Because the answers expected here, are not profound. Common Core is asking students who have never run a grocery store or even been employed, to fill in the last sentence of something that is entirely alien to them. None have ever taken management 101. At most, their only experience with time-management was balance two homework assignments in the same evening. The correct answer to the question asking for the key point of this paragraph, (drumroll please), is….. “Miguel doesn’t have time to do inventory”. Duh? If you had said, “Miguel needs more help”, “Miguel needs to hire more people”, “Miguel should fake inventory,” you would be wrong with a big red X. There is nothing open to interpretation here. Common Core is always right.

You are beginning to see the problem here.

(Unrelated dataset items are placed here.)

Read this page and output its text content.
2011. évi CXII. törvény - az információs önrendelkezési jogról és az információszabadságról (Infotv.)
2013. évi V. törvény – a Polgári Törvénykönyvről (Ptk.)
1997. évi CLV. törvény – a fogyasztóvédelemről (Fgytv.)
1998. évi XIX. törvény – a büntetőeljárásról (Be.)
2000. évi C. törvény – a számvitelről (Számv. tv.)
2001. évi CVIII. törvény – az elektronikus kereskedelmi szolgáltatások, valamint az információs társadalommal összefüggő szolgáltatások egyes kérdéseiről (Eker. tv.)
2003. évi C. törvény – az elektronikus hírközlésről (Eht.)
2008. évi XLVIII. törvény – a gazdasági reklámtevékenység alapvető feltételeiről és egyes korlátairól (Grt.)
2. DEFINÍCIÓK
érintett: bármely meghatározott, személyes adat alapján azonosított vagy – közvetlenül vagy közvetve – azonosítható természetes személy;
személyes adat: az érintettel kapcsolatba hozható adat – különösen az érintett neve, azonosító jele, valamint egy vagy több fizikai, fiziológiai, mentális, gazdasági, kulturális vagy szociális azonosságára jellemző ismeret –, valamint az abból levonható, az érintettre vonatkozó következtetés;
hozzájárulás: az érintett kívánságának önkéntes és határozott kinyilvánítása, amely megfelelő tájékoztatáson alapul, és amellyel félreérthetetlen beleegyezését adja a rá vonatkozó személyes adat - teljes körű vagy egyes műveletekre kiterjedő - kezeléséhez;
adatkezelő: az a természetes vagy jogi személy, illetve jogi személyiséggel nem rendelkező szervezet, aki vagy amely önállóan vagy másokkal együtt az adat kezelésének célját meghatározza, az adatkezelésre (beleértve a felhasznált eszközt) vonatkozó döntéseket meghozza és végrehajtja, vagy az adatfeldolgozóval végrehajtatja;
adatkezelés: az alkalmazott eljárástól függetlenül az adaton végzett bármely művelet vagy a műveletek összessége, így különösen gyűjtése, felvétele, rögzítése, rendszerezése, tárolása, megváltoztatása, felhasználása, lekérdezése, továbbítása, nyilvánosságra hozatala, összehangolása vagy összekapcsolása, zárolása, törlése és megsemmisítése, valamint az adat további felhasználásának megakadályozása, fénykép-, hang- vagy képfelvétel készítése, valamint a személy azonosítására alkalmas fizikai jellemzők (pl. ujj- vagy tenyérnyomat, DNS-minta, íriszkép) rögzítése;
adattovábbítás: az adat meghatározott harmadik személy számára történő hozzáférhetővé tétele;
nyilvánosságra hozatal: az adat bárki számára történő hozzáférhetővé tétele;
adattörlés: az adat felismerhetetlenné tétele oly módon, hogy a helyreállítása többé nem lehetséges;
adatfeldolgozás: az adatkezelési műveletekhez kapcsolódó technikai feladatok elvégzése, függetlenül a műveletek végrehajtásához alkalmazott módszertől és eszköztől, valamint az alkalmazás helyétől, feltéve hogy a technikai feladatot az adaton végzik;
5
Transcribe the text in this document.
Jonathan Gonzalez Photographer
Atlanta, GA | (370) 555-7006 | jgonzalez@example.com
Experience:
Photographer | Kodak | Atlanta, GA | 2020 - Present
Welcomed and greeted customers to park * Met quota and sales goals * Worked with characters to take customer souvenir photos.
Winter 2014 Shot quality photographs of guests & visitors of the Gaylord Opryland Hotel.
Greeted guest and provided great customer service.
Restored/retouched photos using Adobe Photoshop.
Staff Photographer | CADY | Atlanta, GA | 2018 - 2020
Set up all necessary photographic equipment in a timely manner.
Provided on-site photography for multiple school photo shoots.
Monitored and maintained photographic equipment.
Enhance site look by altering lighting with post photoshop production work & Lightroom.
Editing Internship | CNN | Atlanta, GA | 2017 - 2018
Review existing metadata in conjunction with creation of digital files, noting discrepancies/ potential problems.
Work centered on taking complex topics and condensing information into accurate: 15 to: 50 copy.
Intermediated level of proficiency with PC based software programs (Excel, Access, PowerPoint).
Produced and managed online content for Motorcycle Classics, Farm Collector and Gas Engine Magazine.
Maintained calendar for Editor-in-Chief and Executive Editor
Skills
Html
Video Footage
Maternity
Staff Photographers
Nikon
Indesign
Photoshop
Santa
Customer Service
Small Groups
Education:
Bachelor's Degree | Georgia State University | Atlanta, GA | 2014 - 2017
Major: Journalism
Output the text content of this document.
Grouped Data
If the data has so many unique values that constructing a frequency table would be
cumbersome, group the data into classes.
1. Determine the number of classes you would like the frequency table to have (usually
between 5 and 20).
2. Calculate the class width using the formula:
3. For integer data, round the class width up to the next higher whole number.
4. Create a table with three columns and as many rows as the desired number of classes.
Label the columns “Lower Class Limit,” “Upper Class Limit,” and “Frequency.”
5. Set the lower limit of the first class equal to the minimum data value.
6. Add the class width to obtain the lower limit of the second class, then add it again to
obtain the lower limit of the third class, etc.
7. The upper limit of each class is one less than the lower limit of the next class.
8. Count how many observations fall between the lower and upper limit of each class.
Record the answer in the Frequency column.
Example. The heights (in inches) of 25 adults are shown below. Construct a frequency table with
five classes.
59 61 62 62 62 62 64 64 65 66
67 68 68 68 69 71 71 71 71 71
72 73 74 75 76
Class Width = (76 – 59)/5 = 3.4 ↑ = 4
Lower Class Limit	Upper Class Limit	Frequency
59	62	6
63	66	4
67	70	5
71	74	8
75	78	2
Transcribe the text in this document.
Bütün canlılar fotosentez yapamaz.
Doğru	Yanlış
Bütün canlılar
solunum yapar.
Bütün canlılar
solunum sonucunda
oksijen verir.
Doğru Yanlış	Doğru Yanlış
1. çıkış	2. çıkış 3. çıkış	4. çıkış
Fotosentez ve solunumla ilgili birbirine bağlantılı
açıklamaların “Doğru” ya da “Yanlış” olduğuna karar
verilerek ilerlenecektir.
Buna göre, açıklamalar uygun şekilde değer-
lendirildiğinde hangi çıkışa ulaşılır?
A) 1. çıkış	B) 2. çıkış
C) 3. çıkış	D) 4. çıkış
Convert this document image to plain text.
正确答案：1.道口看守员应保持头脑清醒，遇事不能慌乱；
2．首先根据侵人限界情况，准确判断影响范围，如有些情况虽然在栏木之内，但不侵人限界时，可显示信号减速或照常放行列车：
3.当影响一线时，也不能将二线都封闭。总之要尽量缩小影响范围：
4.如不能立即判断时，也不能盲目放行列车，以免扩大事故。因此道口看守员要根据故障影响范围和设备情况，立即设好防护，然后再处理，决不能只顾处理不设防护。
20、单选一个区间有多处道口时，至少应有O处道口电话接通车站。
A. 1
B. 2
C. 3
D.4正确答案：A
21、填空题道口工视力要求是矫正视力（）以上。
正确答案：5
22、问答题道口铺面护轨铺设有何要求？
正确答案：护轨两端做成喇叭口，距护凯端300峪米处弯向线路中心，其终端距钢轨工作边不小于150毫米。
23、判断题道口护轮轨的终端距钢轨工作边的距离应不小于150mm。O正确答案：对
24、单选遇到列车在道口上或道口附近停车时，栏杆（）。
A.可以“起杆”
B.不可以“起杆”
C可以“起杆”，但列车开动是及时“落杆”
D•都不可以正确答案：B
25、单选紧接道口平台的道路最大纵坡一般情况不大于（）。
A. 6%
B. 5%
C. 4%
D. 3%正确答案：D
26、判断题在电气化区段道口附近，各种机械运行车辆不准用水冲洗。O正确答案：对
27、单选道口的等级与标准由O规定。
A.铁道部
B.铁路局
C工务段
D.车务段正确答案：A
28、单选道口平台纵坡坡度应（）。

Common Core went to employers to find out what was missing in the education pieces in what they were receiving. My guess one of them was a manager.. To “him”, this is a big dilemma: no time to do inventory because of all ones regular duties. To “him”, overcoming this problem was the biggest challenge in his early career. I’m sure he means well when he puts this problem down for all to consider. To “him”, the subtleness of Marc Anthony’s speech in Julius Caesar is completely lost. After all, it is irrelevant to his world, which consists of putting product on a shelf and selling it to neighborhood customers.

Shakespeare’s Julius Caesar is the reason today I fight so hard for democracy, and understand why democracy and autocratic competence are always in opposition… It was when i was in this little child’s grade that I read that and then stood in front of my class as did everyone else, and recite….“Friends, Romans, Countrymen. Lend my your ears.” (I always wanted to hand out plastic Mr. Potato ears to the entire class and have us all throw them at the first person who got up to recite….)

We are creating a nation of shelf stockers who will never think past “first let me put up this can, then next, I’ll put up that can, and then I’ll put up another can.” Right now I can hear Steve Martin saying “that person hates cans!”

America needs shelf stockers. But I think society is made better when those shelf stockers do what they have to do to make a living, and then go home and write their novel….

Just as Budweiser got watered down to broaden its appeal to non beer drinkers who would balk at a Dogfish IPA 90. Just as television dumbed down it’s comedy so even the most stupid would still tune in just to see tits and ass; just as newspapers write on a 8th grade level to sell more papers to those who can understand what they are discussing, …. the success we currently see on Common Core taught class tests, is simply there because no un-watered-down knowledge is required. The tests are created so simple that everyone will pass. If of course, they are given the “right” code and “know” the “prompts” for the “correct” answer to each question that will be asked…..

We are not educating America. We are turning off America from really learning….

“But you do so well on taking the tests,” I said!

“Oh, the final exams are only 10% of the grade. The classwork is the other 90%. And I’m pretty good on tests. I can tell which is the right answer by reading how they ask and how they offer the answer, even if I have no idea of what they are talking about. ”

Wow. I had no idea it was this bad.

So, guys. what are we going to do about it?